C. The anxiety and worry are associated with three (or more) of the following six symptoms (with at least some symptoms having been present for more days than not for the past 6 months): Note: Only one item required in children. 
 Restlessness, feeling keyed up or on edge. 
Being easily fatigued. 
Difficulty concentrating or mind going blank. 
Irritability. 
Muscle tension.
Sleep disturbance (difficulty falling or staying asleep, or restless, unsatisfying sleep). 
D. The anxiety, worry, or physical symptoms cause clinically significant distress or impairment in social, occupational, or other important areas of functioning. 
E. The disturbance is not attributable to the physiological effects of a substance (e.g., a drug of abuse, a medication) or another medical condition (e.g., hyperthyroidism). 
F. The disturbance is not better explained by another disorder 
Bertie clearly fits criterion A and B. For criterion C, we’ve seen Bertie experience at least three of these during periods of anxiety, meeting the criteria. We see her getting restless or “keyed up” during periods of panic and uncertainty, such as her experience in the grocery store and during her preparation for yeast week. She has difficulty concentrating, which affects her work life (particularly in her office job) and relationship with Speckle. We’ve also seen her become irritable, with Tuca, Speckle, and her former coach when she is feeling stress and pressure. Though we have not seen specific evidence of the other symptoms, more may come out throughout the series. Regardless, she meets at least the necessary three symptoms. In regards to D, Bertie definitely fits. Calling out of work due to anxiety and disappearing on Speckle show a strong indication that there is impairment in her life due to her symptoms. As Bertie has not been shown to have an issue with substance use or any serious medical disorders, criterion E can be met, and as other disorders have been ruled out, criterion F is also met.
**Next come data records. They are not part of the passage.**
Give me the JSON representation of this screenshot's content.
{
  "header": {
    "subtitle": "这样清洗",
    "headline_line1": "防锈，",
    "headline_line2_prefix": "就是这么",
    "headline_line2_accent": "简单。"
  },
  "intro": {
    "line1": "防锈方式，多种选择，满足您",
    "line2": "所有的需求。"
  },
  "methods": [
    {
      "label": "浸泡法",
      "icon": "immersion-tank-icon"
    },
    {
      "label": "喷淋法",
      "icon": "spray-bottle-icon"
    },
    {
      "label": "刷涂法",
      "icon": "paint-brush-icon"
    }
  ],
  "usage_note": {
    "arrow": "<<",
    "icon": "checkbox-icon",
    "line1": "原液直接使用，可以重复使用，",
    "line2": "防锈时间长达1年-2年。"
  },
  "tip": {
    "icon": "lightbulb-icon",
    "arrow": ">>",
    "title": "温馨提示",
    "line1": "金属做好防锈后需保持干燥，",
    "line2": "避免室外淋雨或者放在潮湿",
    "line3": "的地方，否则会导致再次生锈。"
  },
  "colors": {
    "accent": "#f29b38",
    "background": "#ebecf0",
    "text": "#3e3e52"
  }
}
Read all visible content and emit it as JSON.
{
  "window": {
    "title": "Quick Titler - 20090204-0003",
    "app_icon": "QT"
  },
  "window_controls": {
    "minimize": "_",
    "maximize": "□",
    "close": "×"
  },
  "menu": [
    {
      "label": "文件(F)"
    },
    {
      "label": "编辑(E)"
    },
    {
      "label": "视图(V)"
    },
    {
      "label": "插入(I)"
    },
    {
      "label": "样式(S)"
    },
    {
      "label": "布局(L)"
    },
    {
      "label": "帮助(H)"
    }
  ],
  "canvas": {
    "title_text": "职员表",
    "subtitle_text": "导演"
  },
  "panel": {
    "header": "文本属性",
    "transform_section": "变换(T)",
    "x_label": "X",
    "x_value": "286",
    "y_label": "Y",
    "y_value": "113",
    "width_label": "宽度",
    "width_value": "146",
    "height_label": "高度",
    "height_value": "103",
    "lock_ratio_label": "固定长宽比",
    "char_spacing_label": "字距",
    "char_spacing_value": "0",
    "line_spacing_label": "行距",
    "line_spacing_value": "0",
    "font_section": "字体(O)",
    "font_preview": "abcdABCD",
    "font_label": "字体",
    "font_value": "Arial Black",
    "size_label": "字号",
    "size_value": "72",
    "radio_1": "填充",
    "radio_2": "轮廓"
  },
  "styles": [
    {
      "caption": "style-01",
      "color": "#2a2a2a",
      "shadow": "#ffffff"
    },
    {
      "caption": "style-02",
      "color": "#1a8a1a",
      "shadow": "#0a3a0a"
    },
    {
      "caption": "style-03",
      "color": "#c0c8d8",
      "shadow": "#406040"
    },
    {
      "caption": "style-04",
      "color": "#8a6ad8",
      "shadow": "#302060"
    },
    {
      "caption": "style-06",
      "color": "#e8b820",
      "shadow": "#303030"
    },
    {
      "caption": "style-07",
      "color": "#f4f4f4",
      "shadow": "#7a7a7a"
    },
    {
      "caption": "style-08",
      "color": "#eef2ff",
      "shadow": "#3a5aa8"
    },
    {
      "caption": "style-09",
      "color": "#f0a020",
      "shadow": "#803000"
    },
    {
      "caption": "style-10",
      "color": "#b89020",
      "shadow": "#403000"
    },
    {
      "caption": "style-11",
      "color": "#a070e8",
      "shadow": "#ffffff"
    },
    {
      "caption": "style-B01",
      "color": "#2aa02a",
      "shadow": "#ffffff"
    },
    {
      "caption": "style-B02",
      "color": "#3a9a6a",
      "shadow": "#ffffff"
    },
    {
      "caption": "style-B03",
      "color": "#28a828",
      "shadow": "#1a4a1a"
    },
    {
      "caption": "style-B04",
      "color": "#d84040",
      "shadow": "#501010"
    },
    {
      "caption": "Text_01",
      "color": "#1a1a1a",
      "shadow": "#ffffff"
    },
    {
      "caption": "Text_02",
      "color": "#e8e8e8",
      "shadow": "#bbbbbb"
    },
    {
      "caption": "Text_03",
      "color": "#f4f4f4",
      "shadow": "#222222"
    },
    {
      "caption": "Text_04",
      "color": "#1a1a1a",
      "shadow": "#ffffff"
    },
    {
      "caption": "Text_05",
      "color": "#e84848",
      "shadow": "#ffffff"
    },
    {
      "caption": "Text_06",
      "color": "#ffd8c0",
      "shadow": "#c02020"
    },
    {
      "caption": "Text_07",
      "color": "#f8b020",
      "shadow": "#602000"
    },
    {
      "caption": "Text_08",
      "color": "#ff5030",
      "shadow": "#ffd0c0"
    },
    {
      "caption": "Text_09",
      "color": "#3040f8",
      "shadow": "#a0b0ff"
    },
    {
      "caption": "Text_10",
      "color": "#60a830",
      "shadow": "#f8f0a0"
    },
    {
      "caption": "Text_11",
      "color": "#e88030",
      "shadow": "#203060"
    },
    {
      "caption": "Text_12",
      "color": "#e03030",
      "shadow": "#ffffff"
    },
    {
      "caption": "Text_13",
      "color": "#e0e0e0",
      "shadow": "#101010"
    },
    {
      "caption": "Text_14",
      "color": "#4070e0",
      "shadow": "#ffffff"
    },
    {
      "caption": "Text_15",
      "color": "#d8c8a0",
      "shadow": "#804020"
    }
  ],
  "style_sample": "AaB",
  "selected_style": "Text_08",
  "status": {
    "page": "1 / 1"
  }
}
There are two disorders I did not mention as possibilities that I’d like to briefly mention here. The first is social anxiety disorder. Though Bertie does have anxiety related to social situations, social anxiety disorder isn’t a likely culprit. If her fears were simply related to social settings alone that diagnosis would fit, but Bertie has a multitude of fears unrelated to social situations. She gets anxiety over the possibility of change, such as with the prospect of her and Speckle buying a new house. She also has fear related to trying new things and situations she perceives as dangerous, as well as failure. This is far more consistent with GAD. The second disorder is PTSD. Bertie honestly may likely have PTSD based on her characterization. However, at this point in the series there simply hasn’t been enough shown to completely support it. Her reactions to Speckle calling her a “bad, dirty bird,” the plumber coming by, and multiple times throughout The Jelly Lakes episode we see characterization very similar to PTSD. However, due to the complex nature of this disorder there just isn’t enough for me to confidently state she meets every criterion. Perhaps season two will give us a bit more because I would love to flesh out this potential diagnosis at some point in this series, as Bertie’s experience mirrors that of many young women facing this difficult disorder.
Any characters you would like to have analyzed? Send me a message and I’ll do a piece!
(And as a final note, for those of you that find Bertie’s experiences all too familiar, it’s worth seeking help. Anxiety can be debilitating, but it is treatable. You deserve a life of happiness without being pushed down by fear, don’t be afraid to seek help).